Arab African Investment Management Company, a subsidiary of Arab African International Bank, aims to increase its managed assets by about 20% to reach a size of 36 billion Egyptian pounds by the end of this year.
Mohamed Mostafa, the company's executive director, said in an interview with "Al-Borsa" that the size of managed assets at the end of December last year expanded to 30 billion Egyptian pounds, compared to 20 billion Egyptian pounds at the end of December 2022, with a growth rate of 50%.Mostafa added that the company is currently negotiating with several financial institutions to manage new portfolios, as well as investment funds in addition to the 11 funds currently managed by the company.

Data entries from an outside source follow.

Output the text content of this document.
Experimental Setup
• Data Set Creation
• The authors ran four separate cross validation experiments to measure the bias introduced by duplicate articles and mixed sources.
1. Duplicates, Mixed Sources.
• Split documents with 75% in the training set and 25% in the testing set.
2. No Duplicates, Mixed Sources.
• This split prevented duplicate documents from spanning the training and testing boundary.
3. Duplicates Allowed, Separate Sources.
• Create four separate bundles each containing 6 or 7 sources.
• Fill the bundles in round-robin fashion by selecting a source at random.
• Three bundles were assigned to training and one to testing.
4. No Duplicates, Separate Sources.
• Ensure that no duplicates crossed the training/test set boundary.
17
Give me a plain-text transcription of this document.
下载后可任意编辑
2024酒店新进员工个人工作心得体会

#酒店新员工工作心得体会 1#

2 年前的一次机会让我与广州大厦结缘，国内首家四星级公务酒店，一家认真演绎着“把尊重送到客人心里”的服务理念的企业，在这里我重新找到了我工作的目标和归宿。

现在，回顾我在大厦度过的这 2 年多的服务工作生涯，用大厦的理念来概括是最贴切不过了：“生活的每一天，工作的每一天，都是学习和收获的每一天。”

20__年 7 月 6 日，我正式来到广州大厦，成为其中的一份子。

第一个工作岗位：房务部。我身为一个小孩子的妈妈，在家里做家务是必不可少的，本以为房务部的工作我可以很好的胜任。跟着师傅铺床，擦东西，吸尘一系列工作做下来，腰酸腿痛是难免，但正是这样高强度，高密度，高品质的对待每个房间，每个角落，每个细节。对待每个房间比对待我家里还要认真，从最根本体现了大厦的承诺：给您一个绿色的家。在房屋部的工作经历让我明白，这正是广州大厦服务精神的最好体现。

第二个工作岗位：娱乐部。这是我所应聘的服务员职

Furthermore, the company manages 11 diverse investment funds, including equity, fixed income, money market, and capital protection funds. The majority of these funds are conventional, while some are Sharia-compliant, as the company has successfully managed five new investment funds over the past two years. The number of investment funds managed by the company has increased from six funds in 2021 to 11 funds by the end of 2023. Additionally, the company manages a variety of investment portfolios, including equity and fixed income assets.
The portfolio of funds managed by the company includes five Money market funds: Juman, Iskan, Diamond, Egypt Takaful Insurance, and Al-Fanar, which was recently launched. It was mentioned that the Egypt Takaful Insurance Fund is Sharia-compliant and invests in short-term Treasury bills and deals with long-term Sukuk instruments, while avoiding banking transactions that may raise doubts.
The executive director added that the company is currently negotiating to manage three new investment funds, and if an agreement is reached, they will be launched starting from the second quarter of 2024. He explained that the company focuses on managing these new funds with diversified investment strategies that differ from the investment funds currently managed by the company.
The company has confirmed that it is currently considering establishing investment funds in precious metals such as gold and real estate funds. They pointed out that the market needs new investment funds, especially in the field of precious metals, with investment policies that differ from those currently available in the market. They also mentioned that real estate funds are necessary to improve the investment culture of individual investors in recent years.
They explained that the funds the company intends to launch in the second half of the current year will have higher returns than the existing funds in the market, especially in the categories of fixed income and Money Market funds. The increase in inflation compared to the returns on older funds results in erosion of invested capital.
They emphasized that the company's funds have been able to achieve excellent investment returns for their clients and the funds managed by the company. Many of them have achieved a good ranking among all other competing funds. "Shield" fund is considered the most prominent fund managed by the company in terms of performance during the past year compared to current accounts.
Mostafa mentioned that the company's financial portfolios vary in terms of client structure and investment policy. The company manages investment portfolios for many financial institutions, government banks, insurance companies, as well as retirement and pension funds.
The company is currently in negotiations to manage new portfolios that include stocks and cash for financial institutions and institutional entities. The financial portfolios managed by the company constitute the largest part of its business volume. The company's strategy for the coming period focuses on expanding its portfolio management, according to the CEO.
Mostafa also highlighted the efforts of the Egypt Financial Supervisory Authority in revitalizing the stock market in recent times. The authority plays a role in developing the legislative framework for the market, and its management actively works to stimulate the industry, address its obstacles, deepen the market, and encourage the entry of new institutions to revitalize the demand side and enhance the regulatory framework. However, there are still potential facilitations that can be provided to companies, such as easing and facilitating the listing process for companies and funds in the stock exchange, and activating the market maker mechanism to allow investors to exit whenever they want.
He further explained that there are still demands for more tax exemptions and even the cancellation of taxes on stock market transactions to incentivize investors, as well as granting tax incentives to companies listed on the stock exchange to encourage investments. He cited the experience of the 1990s, which greatly encouraged companies to list on the stock exchange.
Mostafa noted that the previous year was the best in terms of achieving higher investment returns for clients compared to the previous year. The stock market positively responded to events and witnessed a remarkable surge, with the general stock market index achieving exceptional performance. He expects the stock market to continue achieving strong returns during the current year, resulting in good returns on equity funds. On the other hand, fixed income funds have improved with rising interest rates.
He believes that companies planning to offer their shares on the stock market must choose the appropriate timing and fair valuation, as well as consider the targeted investor profile. If good companies are offered at reasonable valuations, they will be attractive to investment funds for subscription. This is not only what funds demand but also what the entire market requires, as investor appetite generally opens up to attractive investment opportunities.
He also pointed out that the sectors represented in the Egyptian stock market do not adequately represent the Egyptian economy, especially the weak representation of the transportation sector. Similarly, sectors such as food, tourism, and agriculture are not properly represented. Additionally, there are sectors that are not represented in the stock market, such as port and airport management sectors.